Opere Unione e Separazione sotto l’altare della chiesa di San Vincenzo

  La forma del cerchio, che costituisce la struttura portante della composizione di tutte le opere in mostra, è l’elemento d’unione e di passaggio dalle ricerche tematiche sul femminile, fin qui condotte dall’artista, e la ricerca per molti aspetti nuova, qui presentata. Il cerchio – poiché si tratta di forme bidimensionali e non sferiche – costituisce un simbolo universale e primordiale, che fa appello al macrocosmo nel microcosmo: dall’embrione nell’utero, dall’umano nell’universo, fino al paradosso dell’immateriale nel materiale. Cerchi concentrici, o sovrapposti, si uniscono o si separano, creano intersezioni, sono agiti da forze energetiche cosmiche, che trascendono la dimensione umana.

  Un disco è elemento simbolico ancestrale che faceva riferimento al Sole, adorato sin dai popoli primitivi, ma anche all’ostia consacrata, nella religione cristiana.
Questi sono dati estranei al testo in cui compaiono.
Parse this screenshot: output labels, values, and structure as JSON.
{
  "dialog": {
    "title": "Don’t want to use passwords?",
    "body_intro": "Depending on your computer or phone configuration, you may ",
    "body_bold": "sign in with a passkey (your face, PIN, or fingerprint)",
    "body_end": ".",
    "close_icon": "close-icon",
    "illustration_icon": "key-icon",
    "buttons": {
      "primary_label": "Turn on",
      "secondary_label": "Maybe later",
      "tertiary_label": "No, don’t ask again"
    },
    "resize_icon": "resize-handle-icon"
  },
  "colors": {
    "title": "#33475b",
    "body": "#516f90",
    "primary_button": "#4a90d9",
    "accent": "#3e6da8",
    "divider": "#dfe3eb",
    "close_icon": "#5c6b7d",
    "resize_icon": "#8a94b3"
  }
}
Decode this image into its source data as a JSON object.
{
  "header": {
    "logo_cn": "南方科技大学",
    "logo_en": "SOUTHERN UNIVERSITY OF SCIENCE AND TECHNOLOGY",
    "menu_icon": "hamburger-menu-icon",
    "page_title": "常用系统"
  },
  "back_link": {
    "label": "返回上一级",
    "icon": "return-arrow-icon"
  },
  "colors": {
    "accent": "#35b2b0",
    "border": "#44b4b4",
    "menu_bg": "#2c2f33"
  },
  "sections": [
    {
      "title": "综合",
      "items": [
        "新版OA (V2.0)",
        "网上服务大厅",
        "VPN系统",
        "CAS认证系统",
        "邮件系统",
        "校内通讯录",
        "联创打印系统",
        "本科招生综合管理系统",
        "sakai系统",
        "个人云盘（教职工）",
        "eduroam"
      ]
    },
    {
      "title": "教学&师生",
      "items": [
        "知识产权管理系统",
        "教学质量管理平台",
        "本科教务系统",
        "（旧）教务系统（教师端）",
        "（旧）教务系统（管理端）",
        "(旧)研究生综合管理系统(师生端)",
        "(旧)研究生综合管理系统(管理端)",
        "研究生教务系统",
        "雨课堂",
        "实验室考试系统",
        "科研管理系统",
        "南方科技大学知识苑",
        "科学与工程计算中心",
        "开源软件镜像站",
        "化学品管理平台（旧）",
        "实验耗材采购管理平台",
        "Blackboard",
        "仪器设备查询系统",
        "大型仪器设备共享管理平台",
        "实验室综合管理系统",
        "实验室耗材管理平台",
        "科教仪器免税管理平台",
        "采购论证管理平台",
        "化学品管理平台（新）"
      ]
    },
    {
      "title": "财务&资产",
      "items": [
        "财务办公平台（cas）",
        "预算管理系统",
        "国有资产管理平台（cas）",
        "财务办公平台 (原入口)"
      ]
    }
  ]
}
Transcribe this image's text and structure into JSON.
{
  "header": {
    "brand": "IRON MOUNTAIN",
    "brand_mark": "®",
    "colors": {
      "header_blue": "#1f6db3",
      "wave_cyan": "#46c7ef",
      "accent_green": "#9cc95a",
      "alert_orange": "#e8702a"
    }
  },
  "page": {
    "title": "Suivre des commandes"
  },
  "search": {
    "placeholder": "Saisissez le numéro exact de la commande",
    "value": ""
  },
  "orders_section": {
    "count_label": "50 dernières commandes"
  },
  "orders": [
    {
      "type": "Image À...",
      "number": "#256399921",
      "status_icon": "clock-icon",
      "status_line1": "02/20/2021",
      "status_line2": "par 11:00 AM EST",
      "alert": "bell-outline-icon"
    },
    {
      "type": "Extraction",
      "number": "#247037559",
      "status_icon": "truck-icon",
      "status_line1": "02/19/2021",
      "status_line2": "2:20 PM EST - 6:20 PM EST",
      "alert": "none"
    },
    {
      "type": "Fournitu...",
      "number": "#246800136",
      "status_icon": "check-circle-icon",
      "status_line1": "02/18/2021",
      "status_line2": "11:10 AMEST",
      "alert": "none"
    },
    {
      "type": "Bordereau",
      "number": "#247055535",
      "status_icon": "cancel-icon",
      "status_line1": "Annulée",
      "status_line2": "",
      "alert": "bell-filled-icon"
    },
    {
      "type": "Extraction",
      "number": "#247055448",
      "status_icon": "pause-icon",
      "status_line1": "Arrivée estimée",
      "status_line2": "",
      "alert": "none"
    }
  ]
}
Questa è il luogo-non luogo, in cui si epifanizza la consustanziazione del corpo di Cristo; si tratta di uno dei più significativi e sfidanti dogmi della religione cristiana, in quanto si chiede di affidarsi, per Fede, al riconoscimento della carne e del sangue di Cristo in quel dischetto di acqua e farina. Il percorso è dal visibile all’invisibile, dal materiale all’immateriale: proprio come avviene nell’opera d’arte e in particolare nelle icone; entrambe, manifestandosi nel visibile, rimandano ad un quid invisibile e indicibile, immateriale e spirituale. Le capsule-reliquie qui sapranno riattivare la storia, i simboli, i significati delle opere di soggetto sacro presenti in chiesa, ma anche il ricordo, la memoria – collettiva e, ancora una volta, primordiale. Il tempo della memoria ferma il tempo misurato e lo blocca in un non-tempo, non misurabile, della sospensione in un presente che si fa non attimo indefinito tra passato e presente, bensì tempo infinito, eterno e, in quanto tale, ultraumano.

L’artista Letizia Rigucci e il critico d’arte Lucrezia Rubini

  Il fondo di resina, sempre presente nelle opere in mostra, è da leggere anche come acqua, in cui quelle tracce di vita sono immerse, mentre dall’acqua, come nel liquido amniotico o come accade per i reperti archeologici immersi nei fondi marini, sono protetti e preservati, ovvero salvati. Questo elemento si ricollega alla storia sacra del luogo, in quanto nei sotterranei della chiesa vi era la presenza di acqua, che permise a santa Sinforosa e i suoi sette figli di rifugiarvisi per alcuni giorni e sottrarsi alle persecuzioni dell’imperatore Adriano. Le opere di Letizia Rigucci, dunque, sono coinvolgenti e sconvolgenti, ci risucchiano in un’energia spirituale ed universale, porte aperte sull’Oltre, per sentire, per riflettere, per sottrarci al mondo temporaneamente, e ritornare ad esso con uno sguardo diverso, epifanico e rivelatore.